The baron still looked down on him, but he no longer kicked him in the seat of his pants.

‘What a fine thing it is to have the fortune of Mazzarò!’ people said, unaware of what it had cost him to build such a fortune: all the thought, the labour, the lies, the risks of going to jail, and how, being as sharp as a tack, he had put his nose to the grindstone and worked day and night to amass all that property.
Whenever a neighbouring smallholder refused to surrender his land, and vowed to wring his neck, Mazzarò would always find a way to disarm his peasant pride, bring him down a peg, and force him to sell.
He would go along to him and boast, for instance, about the richness of a farm of his that would not even support a row of beans, get him to think it was the promised land, and persuade him to rent it by way of a good investment.
And when the fellow could no longer pay the rent, Mazzarò would lay hands on his cottage and his smallholding for no more than it cost to buy a loaf of bread.
But then, what about all those tiresome complaints that Mazzarò had to put up with?
What about the tenant farmers who came and moaned about the poor harvests, the debtors who sent their womenfolk one after another to tear their hair out and beat their breasts, begging him not to turn them out on the street and take away their mule or their donkey, saying they had nothing to eat?
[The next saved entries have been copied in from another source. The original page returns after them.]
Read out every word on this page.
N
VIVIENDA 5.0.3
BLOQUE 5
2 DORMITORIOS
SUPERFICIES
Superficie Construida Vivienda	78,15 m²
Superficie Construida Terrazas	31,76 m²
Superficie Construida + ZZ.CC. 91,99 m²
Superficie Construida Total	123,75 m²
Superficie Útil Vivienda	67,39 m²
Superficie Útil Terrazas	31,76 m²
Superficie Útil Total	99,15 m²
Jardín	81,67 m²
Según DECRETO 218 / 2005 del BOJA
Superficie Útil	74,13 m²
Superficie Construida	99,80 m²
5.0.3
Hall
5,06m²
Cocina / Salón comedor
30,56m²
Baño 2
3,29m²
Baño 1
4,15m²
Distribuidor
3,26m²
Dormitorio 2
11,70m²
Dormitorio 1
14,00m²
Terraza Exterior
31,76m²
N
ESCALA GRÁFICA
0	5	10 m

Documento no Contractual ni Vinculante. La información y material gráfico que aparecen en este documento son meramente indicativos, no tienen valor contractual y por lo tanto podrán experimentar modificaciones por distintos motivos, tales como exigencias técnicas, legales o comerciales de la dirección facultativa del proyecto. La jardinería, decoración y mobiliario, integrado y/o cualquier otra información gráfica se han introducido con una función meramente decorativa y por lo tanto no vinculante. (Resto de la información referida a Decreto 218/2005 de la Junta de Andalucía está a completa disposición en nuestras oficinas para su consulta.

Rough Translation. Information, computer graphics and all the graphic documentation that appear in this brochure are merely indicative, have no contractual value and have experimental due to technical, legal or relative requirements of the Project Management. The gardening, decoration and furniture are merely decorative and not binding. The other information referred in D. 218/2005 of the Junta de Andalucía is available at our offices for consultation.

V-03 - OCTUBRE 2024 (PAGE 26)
‘Do you see what I eat?’ he would answer.
‘A crust of bread and an onion!
And my storehouses are filled to overflowing, and I own all this property.’ And if they were to ask him for a handful of beans from his enormous stockpile, he would say, ‘Why?
Do you think I stole them?
Do you have no idea how much it costs to sow them, to dig out the
weeds, and to harvest them?’ If they asked him for a
soldo,
he told them he didn’t have one to give.

It was true, because he never kept more than 12
tarì
in his pocket.
He needed the rest to make all that property pay, and money flowed in and out of his house like a river.
Besides, he was not interested in money, because he said it wasn’t property.
As soon as he put together a certain amount of it, he spent it on a piece of land, because he was determined to own as much land as the king, and be better off than the king, since the king can neither sell his land nor call it his own.

The only thing that troubled him was that he was growing old, and would have to leave the land where it was.
That goes to show that God is unjust, because you spend your whole life collecting property, and when you manage to get hold of it, and want more, you have to leave it all behind!
He would sit for hours on a skep, cradling his chin in his hands, casting his eyes over all those flourishing green vineyards of his, and the fields of corn shimmering in the breeze like the sea, and the olive groves veiling the mountainside like mist.
And if some half-clothed youngster were to pass that way, bent double like a tired mule beneath the burden he was carrying, he would hurl his stick between the boy’s legs out of sheer envy, and mutter, Take a look at that fellow!
He has nothing, and his whole life ahead of him!’

So when they told him it was time to forget about what he owned and think about his soul, he staggered out into the farmyard like a madman, and went round killing his ducks and his turkeys with blows from his stick, yelling, ‘You’re all mine and you’re coming with me!’